Video quality of User Generated Content (UGC) is extremely difficult to wrangle with due to their high diversity of contents and quality. They bring new challenges to how we traditionally measured and assessed video quality. Most videos uploaded to YouTube, and other video sharing platforms, are UGC. To facilitate and encourage research in UGC compression and quality assessment, in 2019 we released a large scale UGC dataset (YT-UGC) that contained representative UGC raw videos along with their ground truth Mean Opinion Score (MOS), Differential MOS (DMOS), and content labels. Parallely, we have been investigating a number of efforts analyzing and optimizing UGC video quality. Recently, we built a novel deep learning based framework to understand the importance of content, technical quality, and compression level on perceptual quality. In this talk, we will walk through our video analysis framework, our latest DNN-based video quality metric called YouVQ, and present some results.

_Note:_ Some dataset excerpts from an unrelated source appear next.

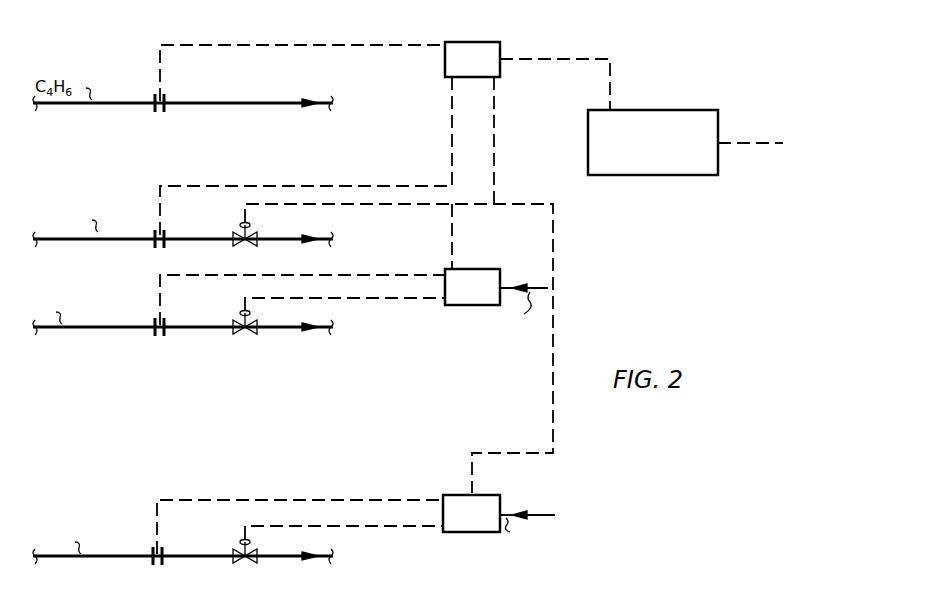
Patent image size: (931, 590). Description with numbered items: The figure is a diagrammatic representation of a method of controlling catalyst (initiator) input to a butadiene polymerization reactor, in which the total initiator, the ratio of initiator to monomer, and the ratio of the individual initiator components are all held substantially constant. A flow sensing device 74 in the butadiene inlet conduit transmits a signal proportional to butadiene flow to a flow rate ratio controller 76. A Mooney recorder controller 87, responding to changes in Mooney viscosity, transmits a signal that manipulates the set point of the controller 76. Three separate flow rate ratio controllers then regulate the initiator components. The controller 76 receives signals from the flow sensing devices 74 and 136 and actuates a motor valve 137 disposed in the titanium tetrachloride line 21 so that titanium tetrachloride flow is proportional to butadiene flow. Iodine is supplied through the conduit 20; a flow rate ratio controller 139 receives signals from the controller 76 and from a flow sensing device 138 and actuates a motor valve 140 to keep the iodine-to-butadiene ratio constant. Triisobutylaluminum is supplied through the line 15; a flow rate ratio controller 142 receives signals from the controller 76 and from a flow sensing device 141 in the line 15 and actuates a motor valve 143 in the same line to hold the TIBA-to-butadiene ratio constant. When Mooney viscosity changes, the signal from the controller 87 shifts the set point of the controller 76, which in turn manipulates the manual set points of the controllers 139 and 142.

The flow sensing device 74 is at (167, 96).
The flow rate ratio controller 76 is at (466, 42).
The Mooney recorder controller 87 is at (690, 110).
The line 21 is at (106, 241).
The flow sensing device 136 is at (167, 233).
The motor valve 137 is at (250, 225).
The conduit 20 is at (96, 329).
The flow sensing device 138 is at (166, 333).
The flow rate ratio controller 139 is at (487, 269).
The motor valve 140 is at (250, 331).
The line 15 is at (105, 558).
The flow sensing device 141 is at (165, 553).
The flow rate ratio controller 142 is at (488, 495).
The motor valve 143 is at (249, 542).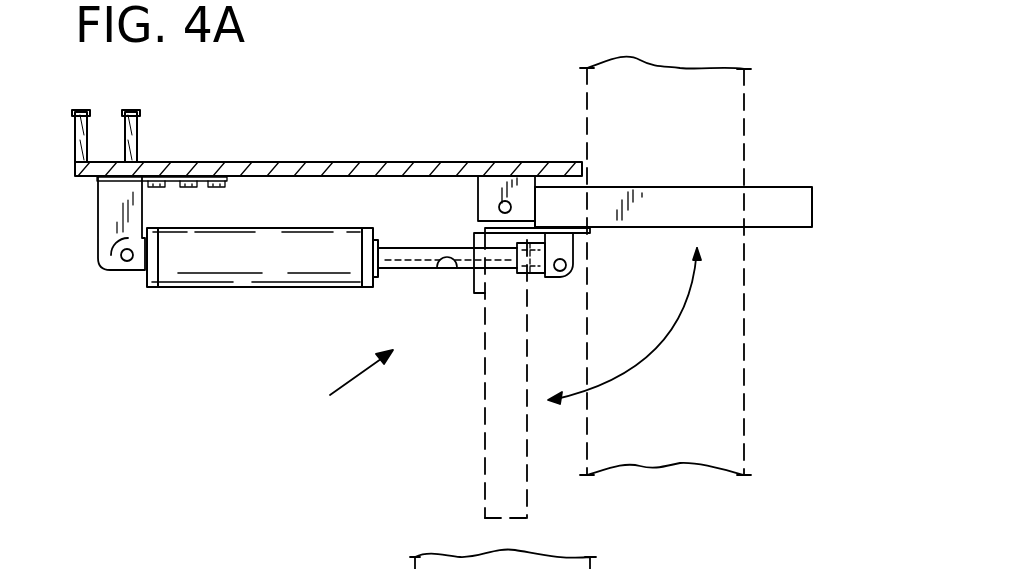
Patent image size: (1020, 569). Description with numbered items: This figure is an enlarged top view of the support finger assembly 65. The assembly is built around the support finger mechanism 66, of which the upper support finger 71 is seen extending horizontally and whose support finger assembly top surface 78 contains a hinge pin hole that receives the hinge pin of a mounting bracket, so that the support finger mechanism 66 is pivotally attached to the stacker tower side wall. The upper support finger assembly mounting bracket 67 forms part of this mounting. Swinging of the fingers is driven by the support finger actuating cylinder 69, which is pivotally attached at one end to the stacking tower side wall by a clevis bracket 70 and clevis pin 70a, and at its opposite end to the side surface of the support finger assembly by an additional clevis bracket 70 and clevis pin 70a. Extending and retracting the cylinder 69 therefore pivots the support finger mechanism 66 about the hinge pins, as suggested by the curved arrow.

The support finger assembly 65 is at (345, 385).
The support finger mechanism 66 is at (660, 187).
The upper support finger assembly mounting bracket 67 is at (478, 200).
The support finger actuating cylinder 69 is at (295, 287).
The clevis bracket 70 is at (110, 212).
The clevis pin 70a is at (127, 262).
The upper support finger 71 is at (780, 190).
The support finger assembly top surface 78 is at (812, 204).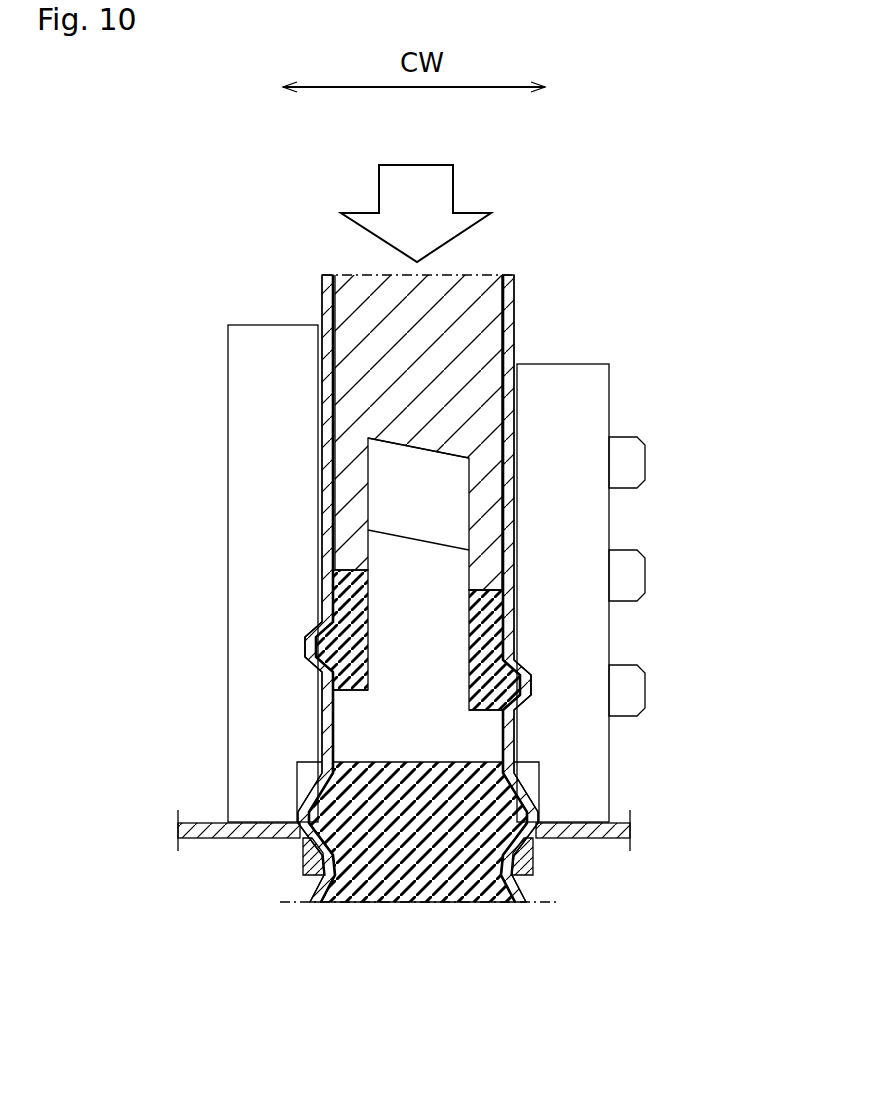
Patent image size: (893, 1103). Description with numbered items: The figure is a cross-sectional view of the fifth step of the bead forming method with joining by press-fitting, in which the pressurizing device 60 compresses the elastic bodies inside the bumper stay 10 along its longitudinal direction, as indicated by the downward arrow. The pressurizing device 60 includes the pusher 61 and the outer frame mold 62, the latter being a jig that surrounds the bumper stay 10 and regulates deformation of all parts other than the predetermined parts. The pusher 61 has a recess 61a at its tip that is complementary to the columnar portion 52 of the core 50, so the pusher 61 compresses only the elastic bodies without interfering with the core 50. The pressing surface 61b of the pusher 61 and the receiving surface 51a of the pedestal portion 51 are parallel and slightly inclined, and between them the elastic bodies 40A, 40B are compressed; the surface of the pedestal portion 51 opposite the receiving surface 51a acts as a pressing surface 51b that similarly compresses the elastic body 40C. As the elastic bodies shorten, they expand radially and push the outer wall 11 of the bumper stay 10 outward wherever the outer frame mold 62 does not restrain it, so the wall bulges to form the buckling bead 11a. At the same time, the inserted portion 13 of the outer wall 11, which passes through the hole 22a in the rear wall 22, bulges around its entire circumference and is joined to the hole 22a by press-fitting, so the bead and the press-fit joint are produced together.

The bumper stay 10 is at (513, 296).
The outer wall 11 is at (515, 343).
The buckling bead 11a is at (307, 628).
The inserted portion 13 is at (297, 813).
The rear wall 22 is at (237, 840).
The hole 22a is at (517, 858).
The elastic body 40A is at (350, 600).
The elastic body 40B is at (497, 618).
The elastic body 40C is at (472, 900).
The core 50 is at (345, 705).
The pedestal portion 51 is at (350, 735).
The receiving surface 51a is at (303, 652).
The pressing surface 51b is at (523, 800).
The columnar portion 52 is at (385, 563).
The pressurizing device 60 is at (176, 365).
The pusher 61 is at (465, 300).
The recess 61a is at (400, 476).
The pressing surface 61b is at (505, 605).
The outer frame mold 62 is at (228, 457).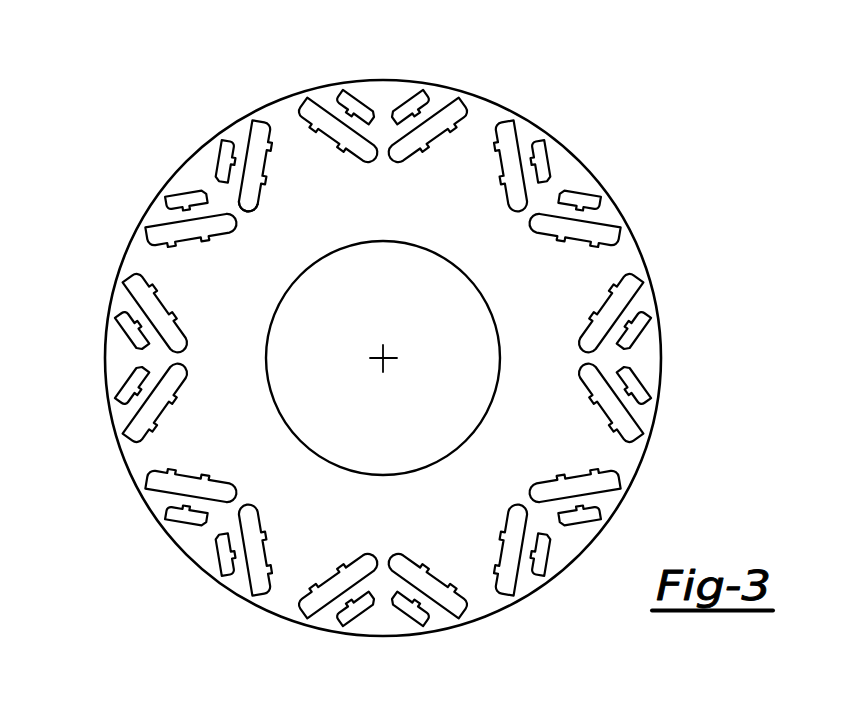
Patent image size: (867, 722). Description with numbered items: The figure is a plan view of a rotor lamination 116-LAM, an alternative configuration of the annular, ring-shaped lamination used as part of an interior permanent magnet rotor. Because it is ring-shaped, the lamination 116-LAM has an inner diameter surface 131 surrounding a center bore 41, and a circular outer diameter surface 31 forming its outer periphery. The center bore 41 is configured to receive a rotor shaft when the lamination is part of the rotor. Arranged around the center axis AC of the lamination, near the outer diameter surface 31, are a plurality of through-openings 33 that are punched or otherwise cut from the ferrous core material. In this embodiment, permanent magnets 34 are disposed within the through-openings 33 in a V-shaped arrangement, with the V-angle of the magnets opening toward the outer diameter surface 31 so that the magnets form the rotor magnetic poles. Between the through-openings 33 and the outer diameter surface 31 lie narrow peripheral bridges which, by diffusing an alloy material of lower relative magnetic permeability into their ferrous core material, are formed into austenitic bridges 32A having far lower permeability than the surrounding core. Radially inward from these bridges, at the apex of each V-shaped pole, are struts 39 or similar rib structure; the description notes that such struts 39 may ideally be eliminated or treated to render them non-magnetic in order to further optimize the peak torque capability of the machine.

The outer diameter surface 31 is at (492, 103).
The austenitic bridge 32A is at (160, 206).
The through-opening 33 is at (247, 207).
The permanent magnet 34 is at (262, 154).
The strut 39 is at (374, 360).
The center bore 41 is at (428, 330).
The inner diameter surface 131 is at (297, 282).
The lamination 116-LAM is at (656, 140).
The center axis AC is at (381, 359).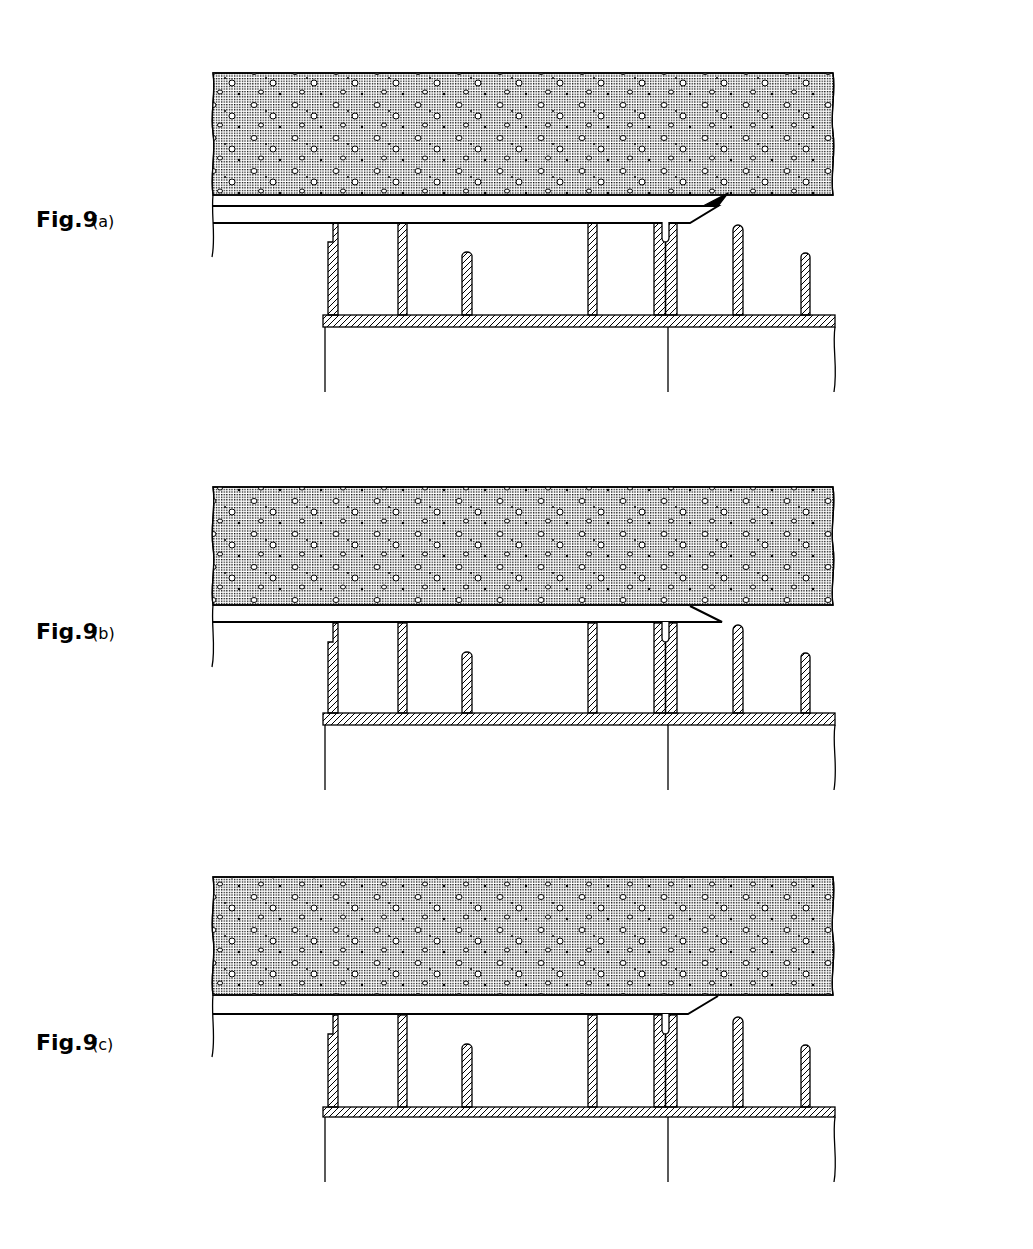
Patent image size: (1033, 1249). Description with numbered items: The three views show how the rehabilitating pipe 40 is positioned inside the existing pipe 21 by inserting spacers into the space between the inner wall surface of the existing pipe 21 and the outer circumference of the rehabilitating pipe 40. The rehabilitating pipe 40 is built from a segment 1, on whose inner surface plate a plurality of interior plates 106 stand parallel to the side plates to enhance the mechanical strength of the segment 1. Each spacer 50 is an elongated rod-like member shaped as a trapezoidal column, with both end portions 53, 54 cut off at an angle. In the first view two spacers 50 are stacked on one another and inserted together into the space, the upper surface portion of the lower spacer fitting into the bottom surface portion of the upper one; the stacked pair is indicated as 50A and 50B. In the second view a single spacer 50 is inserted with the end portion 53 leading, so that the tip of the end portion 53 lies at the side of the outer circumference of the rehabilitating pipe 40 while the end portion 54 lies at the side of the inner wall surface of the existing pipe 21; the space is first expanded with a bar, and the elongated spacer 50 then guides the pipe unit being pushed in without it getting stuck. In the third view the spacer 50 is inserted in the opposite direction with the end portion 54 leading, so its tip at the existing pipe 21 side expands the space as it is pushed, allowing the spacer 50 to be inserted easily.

In FIG. 9A, the segment 1 is at (332, 382).
In FIG. 9B, the segment 1 is at (331, 785).
In FIG. 9C, the segment 1 is at (331, 1175).
In FIG. 9A, the existing pipe 21 is at (697, 72).
In FIG. 9B, the existing pipe 21 is at (695, 486).
In FIG. 9C, the existing pipe 21 is at (697, 876).
In FIG. 9A, the rehabilitating pipe 40 is at (828, 276).
In FIG. 9B, the rehabilitating pipe 40 is at (828, 679).
In FIG. 9C, the rehabilitating pipe 40 is at (828, 1072).
In FIG. 9A, the interior plate 106 is at (396, 262).
In FIG. 9B, the interior plate 106 is at (396, 664).
In FIG. 9C, the interior plate 106 is at (396, 1057).
In FIG. 9B, the spacer 50 is at (700, 638).
In FIG. 9C, the spacer 50 is at (700, 1030).
In FIG. 9A, the gap 50A is at (702, 236).
In FIG. 9A, the heat conductive sheet end portion 50B is at (736, 207).
In FIG. 9B, the end portion 53 is at (712, 609).
In FIG. 9C, the end portion 54 is at (718, 1000).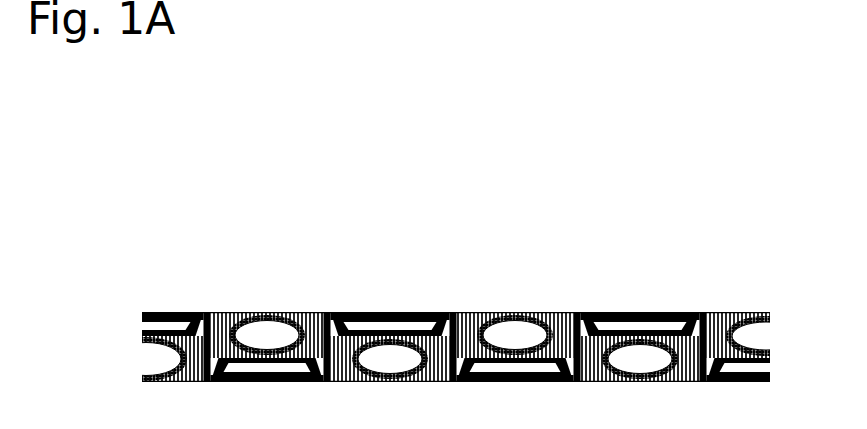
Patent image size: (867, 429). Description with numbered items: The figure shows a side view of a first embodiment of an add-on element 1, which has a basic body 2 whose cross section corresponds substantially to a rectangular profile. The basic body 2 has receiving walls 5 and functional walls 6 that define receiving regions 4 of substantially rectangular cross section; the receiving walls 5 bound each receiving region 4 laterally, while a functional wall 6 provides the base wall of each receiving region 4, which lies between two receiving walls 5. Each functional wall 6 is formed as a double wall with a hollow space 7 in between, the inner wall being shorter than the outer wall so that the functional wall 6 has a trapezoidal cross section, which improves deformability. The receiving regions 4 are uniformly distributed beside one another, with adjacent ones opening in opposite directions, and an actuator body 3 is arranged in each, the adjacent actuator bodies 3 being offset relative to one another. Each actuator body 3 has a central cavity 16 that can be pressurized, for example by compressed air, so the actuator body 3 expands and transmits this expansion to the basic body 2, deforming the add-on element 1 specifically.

The add-on element 1 is at (390, 165).
The basic body 2 is at (449, 306).
The actuator body 3 is at (302, 315).
The receiving region 4 is at (505, 305).
The receiving wall 5 is at (577, 315).
The functional wall 6 is at (616, 305).
The hollow space 7 is at (665, 315).
The central cavity 16 is at (254, 332).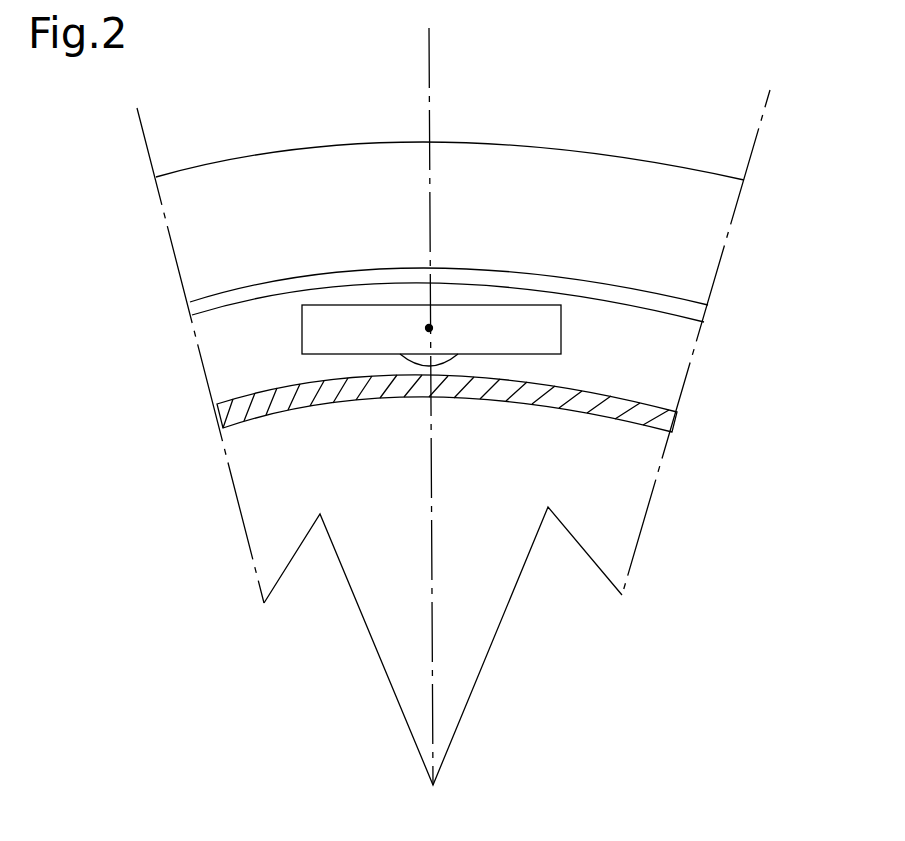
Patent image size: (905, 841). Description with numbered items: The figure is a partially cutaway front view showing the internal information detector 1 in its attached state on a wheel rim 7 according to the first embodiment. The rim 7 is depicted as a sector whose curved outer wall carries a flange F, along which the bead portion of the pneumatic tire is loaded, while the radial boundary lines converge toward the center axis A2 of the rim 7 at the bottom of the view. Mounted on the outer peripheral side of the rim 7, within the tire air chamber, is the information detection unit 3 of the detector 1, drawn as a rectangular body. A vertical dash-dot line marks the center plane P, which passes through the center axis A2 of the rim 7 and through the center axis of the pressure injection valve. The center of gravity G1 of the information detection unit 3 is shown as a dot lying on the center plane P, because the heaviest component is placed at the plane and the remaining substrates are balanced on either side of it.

The internal information detector 1 is at (301, 322).
The information detection unit 3 is at (306, 339).
The rim 7 is at (668, 356).
The center plane P is at (432, 75).
The center of gravity G1 is at (430, 328).
The flange F is at (714, 230).
The center axis A2 is at (433, 786).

In this talk, we will discuss the current state in terms of bitrate/quality and complexity of Two Orioles’ Eve video encoder for the VP9 & AV1 video codecs. VP9 provides meaningful quality improvements over H.264 with a mature ecosystem and good target platform support. AV1, on the other hand, provides far superior quality, but with an ecosystem that is still being actively constructed. For both codecs, Eve provides a wide range of speed presets to choose from in terms of bitrate/quality vs. computational complexity, the fastest of which at this moment approach x264 preset=medium / x265 preset=superfast in terms of complexity, but with a better bitrate vs. quality trade-off. Such speed presets allow encoding of high-volume UGC without compression being a cost barrier, thus enabling broad deployment of modern video codecs at scale.
This presentation will highlight the latest improvements of the VOD-targeted high-latency Constant Rate Factor (CRF) and Variable Bit Rate (VBR) modes of the SVT-AV1 encoder. It will first present the latest SVT-AV1 cycles-quality tradeoffs when applied in CRF mode to shot-based convex-hull-optimized encoding for a wide range of VOD applications. It will then demonstrate the performance of VBR encoding of a bitrate-resolution ladder that had been developed as a result of an offline statistical analysis of the parameter values generated via convex-hull CRF-mode encoding of a large dataset. The presentation concludes by presenting a highly efficient solution for reducing the cycles-cost of the Dynamic Optimizer (DO) encoding framework by using the fastest-preset SVT-AV1 encoder to generate the convex-hull encoding parameter values, which are then used to produce the final bitstreams using the desired encoder.